Authorization
This informational guide is geared towards application developers, and provides an overview of OAuth 2 roles, authorization grant types, use cases, and flows.
OAuth Roles
OAuth defines four roles:
Resource Owner:
The resource owner is the user who authorizes an application to access their account. The application’s access to the user’s account is limited to the scope of the authorization granted (e.g. read or write access)
Client:
The client is the application that wants to access the user’s account. Before it may do so, it must be authorized by the user, and the authorization must be validated by the API.
Resource Server:
The resource server hosts the protected user accounts.
Authorization Server:
The authorization server verifies the identity of the user then issues access tokens to the application.

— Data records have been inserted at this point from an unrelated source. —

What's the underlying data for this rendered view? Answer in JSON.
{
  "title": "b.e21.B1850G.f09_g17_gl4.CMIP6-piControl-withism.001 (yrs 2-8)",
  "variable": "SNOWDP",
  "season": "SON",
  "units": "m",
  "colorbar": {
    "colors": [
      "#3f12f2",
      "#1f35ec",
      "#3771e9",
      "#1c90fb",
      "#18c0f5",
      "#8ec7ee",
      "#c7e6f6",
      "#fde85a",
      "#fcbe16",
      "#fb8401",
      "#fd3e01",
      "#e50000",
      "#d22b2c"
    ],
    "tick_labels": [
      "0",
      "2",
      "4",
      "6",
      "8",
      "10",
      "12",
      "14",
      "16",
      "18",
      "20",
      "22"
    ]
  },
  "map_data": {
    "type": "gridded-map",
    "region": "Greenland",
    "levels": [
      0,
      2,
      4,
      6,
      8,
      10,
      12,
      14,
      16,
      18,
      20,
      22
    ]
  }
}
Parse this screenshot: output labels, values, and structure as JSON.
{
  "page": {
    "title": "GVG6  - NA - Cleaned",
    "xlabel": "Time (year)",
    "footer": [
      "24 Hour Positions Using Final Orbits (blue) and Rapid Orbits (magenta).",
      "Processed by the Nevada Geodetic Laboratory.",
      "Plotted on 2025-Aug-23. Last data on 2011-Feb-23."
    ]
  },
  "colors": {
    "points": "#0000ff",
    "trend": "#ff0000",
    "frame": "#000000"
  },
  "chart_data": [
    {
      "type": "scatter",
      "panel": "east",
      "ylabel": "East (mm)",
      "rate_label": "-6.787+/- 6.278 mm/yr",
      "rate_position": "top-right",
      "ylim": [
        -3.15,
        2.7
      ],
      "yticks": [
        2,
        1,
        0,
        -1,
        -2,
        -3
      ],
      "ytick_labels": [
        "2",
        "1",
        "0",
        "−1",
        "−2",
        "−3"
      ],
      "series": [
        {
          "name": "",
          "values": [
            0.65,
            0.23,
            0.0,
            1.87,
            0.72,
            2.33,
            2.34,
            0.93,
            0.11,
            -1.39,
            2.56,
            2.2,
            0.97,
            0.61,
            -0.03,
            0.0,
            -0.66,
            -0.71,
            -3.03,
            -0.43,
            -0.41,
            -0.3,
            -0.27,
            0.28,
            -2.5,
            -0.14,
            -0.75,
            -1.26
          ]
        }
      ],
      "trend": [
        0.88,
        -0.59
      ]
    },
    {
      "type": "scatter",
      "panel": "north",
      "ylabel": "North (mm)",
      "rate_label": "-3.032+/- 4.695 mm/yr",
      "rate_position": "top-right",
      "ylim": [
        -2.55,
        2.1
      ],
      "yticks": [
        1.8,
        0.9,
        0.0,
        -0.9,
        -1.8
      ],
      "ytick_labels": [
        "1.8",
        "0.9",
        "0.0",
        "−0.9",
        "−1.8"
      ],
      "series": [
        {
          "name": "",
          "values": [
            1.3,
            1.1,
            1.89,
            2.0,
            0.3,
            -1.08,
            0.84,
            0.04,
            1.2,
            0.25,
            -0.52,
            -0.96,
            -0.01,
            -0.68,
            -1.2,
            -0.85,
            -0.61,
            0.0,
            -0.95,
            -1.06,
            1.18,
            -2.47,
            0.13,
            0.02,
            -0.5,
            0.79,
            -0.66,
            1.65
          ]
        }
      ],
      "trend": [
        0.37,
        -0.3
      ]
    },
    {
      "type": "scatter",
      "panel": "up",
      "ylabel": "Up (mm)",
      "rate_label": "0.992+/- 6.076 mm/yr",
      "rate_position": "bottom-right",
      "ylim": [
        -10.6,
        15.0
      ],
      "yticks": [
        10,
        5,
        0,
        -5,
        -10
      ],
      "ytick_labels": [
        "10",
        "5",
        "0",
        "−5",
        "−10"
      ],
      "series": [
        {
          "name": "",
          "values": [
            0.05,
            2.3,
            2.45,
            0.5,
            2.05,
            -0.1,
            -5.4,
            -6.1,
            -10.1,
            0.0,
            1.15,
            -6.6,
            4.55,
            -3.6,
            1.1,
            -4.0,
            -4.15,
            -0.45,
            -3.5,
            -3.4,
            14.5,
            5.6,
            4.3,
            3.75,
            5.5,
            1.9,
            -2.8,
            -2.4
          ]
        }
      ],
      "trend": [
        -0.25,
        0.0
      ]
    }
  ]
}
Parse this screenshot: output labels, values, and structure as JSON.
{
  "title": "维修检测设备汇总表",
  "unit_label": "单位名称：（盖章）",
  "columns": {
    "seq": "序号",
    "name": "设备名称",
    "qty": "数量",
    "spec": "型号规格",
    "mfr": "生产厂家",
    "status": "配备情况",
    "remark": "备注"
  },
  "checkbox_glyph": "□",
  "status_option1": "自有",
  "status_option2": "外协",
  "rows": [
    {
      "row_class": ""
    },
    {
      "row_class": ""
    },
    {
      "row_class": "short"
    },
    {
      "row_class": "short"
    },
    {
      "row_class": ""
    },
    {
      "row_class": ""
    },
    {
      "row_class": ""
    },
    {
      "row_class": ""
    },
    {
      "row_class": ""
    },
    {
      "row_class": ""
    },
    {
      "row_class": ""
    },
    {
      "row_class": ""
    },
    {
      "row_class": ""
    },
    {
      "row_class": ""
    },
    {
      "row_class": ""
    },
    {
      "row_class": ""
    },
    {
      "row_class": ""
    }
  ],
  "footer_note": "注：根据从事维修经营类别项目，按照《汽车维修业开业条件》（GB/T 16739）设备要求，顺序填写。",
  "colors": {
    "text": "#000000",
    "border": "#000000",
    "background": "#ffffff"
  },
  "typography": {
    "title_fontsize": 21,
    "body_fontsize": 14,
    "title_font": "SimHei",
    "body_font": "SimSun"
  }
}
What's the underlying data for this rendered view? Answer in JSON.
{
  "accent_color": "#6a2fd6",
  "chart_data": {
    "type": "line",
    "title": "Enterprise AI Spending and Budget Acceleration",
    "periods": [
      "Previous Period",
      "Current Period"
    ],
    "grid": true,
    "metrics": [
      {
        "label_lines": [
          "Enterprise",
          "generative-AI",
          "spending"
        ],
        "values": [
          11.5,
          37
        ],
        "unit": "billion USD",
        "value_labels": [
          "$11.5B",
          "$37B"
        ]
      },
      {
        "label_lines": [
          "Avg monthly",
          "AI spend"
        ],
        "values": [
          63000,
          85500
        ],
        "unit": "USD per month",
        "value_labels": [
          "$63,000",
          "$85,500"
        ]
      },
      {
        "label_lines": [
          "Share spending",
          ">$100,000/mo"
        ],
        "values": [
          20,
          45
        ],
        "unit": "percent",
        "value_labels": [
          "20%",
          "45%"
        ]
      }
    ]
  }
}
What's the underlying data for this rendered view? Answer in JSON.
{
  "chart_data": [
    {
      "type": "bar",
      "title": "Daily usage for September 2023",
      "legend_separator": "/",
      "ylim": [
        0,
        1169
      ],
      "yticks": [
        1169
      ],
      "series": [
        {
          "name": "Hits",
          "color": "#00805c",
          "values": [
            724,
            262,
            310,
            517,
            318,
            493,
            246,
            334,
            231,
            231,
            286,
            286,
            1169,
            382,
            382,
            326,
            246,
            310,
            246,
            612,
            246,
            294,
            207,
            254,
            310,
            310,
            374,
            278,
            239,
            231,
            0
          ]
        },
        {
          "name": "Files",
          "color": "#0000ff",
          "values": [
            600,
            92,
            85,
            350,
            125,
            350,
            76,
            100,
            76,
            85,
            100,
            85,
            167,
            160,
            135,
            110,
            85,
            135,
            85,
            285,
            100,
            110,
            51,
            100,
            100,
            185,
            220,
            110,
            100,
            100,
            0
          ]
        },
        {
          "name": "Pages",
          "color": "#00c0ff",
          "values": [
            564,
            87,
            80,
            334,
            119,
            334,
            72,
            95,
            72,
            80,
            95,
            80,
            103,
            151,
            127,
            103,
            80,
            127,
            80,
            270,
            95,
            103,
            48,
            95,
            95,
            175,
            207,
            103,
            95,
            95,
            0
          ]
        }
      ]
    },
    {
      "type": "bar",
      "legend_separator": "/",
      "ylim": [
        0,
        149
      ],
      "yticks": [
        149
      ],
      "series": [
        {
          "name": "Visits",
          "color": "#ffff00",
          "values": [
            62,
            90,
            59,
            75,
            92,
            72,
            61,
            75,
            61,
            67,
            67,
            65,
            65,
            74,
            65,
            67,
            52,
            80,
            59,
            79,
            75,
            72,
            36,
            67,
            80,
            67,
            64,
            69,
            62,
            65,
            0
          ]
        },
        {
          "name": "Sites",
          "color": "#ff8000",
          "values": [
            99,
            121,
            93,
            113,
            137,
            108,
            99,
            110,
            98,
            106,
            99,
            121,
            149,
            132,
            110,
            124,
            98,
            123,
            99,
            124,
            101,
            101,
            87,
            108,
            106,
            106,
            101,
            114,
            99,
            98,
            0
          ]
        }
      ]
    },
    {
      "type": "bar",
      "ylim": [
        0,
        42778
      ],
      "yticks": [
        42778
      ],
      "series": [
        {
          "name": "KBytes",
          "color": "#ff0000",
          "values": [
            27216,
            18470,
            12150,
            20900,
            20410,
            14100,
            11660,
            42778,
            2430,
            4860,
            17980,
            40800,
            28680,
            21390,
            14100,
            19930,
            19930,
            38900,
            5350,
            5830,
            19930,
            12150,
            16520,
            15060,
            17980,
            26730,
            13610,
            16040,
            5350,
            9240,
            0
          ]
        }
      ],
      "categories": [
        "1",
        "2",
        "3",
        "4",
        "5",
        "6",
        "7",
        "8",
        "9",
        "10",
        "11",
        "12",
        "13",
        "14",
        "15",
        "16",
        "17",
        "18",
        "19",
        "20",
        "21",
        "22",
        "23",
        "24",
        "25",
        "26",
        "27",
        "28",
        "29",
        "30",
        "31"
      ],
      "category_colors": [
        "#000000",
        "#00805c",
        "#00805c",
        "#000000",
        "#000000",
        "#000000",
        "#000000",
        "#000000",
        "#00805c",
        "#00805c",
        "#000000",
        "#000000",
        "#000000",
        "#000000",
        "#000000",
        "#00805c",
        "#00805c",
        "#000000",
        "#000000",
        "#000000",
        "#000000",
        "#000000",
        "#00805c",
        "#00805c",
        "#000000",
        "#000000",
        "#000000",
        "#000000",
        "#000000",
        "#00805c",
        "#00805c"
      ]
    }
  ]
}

From an application developer’s point of view, a service’s API fulfills both the resource and authorization server roles. We will refer to both of these roles combined, as the Service or API role.
Abstract Protocol Flow
The application requests authorization to access service resources from the user
If the user authorized the request, the application receives an authorization grant
The application requests an access token from the authorization server (API) by presenting authentication of its own identity, and the authorization grant
If the application identity is authenticated and the authorization grant is valid, the authorization server (API) issues an access token to the application.
Authorization is complete.
Note:
The application requests the resource from the resource server (API) and presents the access token for authentication If the access token is valid, the resource server (API) serves the resource to the application The actual flow of this process will differ depending on the authorization grant type in use, but this is the general idea. We will explore different grant types in a later section.
Application Registration
Before using OAuth with your application, you must register your application with the service. This is done through a registration form in the developer or API portion of the service’s website, where you will provide the following information (and probably details about your application):
- Application Name
- Application Website
- Redirect URI or Callback URL
- The redirect URI is where the service will redirect the user after they authorize (or deny) your application, and therefore the part of your application that will handle authorization codes or access tokens.
Grant Type: Client Credentials
The client credentials grant type provides an application a way to access its own service account.
Examples of when this might be useful include if an application wants to update its registered description or redirect URI, or access other data stored in its service account via the API.
Client Credentials Flow
- The application requests an access token by sending its credentials, its client ID and client secret, to the authorization server.
- An example POST request might look like the following:
https://oauth.example.com/token?grant_type=client_credentials&client_id=CLIENT_ID&client_secret=CLIENT_SECRET
If the application credentials check out, the authorization server returns an access token to the application.
Now the application is authorized to use its own account.